Dr. Susan Love Research Foundation: "Even in older women, mammography is far from a perfect screening tool. It may help you find your cancer early, but finding a cancer "early" is not a guarantee that your life will be saved. New data suggest that there are different types of cancers and that how quickly a cancer progresses has more to do with the type of cancer it is than when it is found - probably about 30 percent [of breast cancers] have the potential to become "bad" if not stopped early. These are the cancers whose outcomes are affected by breast cancer screening programs and early detection. These are also the cancers mammography is best at finding. Screening is still our best tool for changing the mortality rate of breast cancer. We need to take full advantage of it while working very hard to find something better." Dr. Susan Love Research Foundation, 2006, www.susanlovemd.org.

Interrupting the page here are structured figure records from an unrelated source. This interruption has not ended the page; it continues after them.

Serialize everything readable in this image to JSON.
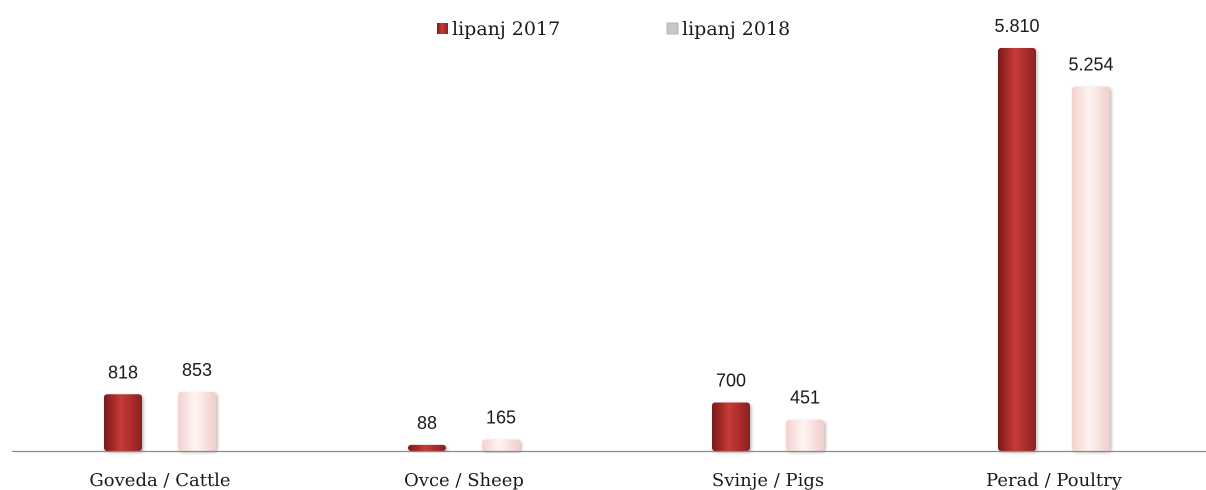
{
  "chart_data": {
    "type": "bar",
    "title": "",
    "xlabel": "",
    "ylabel": "",
    "categories": [
      "Goveda / Cattle",
      "Ovce / Sheep",
      "Svinje / Pigs",
      "Perad / Poultry"
    ],
    "series": [
      {
        "name": "lipanj 2017",
        "values": [
          818,
          88,
          700,
          5810
        ],
        "labels": [
          "818",
          "88",
          "700",
          "5.810"
        ],
        "color": "#a52a2a",
        "color_light": "#d24a45",
        "color_dark": "#7a1a1a"
      },
      {
        "name": "lipanj 2018",
        "values": [
          853,
          165,
          451,
          5254
        ],
        "labels": [
          "853",
          "165",
          "451",
          "5.254"
        ],
        "color": "#fbe2e0",
        "color_light": "#fff5f4",
        "color_dark": "#e8c6c2"
      }
    ],
    "ylim": [
      0,
      6000
    ],
    "grid": false,
    "legend": "top"
  }
}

National Breast Cancer Coalition (NBCC): "NBCC believes that there is insufficient evidence to recommend for or against screening mammography in any age group of women. Women are told that mammography screening saves lives, but the evidence of a mortality (death rate) reduction from screening is conflicting and continues to be questioned by some scientists, policy makers and members of the public. Women deserve to know the truth -- and the truth is that there is no evidence of a mortality reduction in women under the age of 50 and the evidence for women over 50 is currently unclear. NBCC believes that there are public health interventions that could save more lives and use fewer health care resources than mammography screening programs. One such intervention would be to ensure that all women diagnosed with breast cancer have access to quality health care." National Breast Cancer Coalition, 2003, www.stopbreastcancer.org.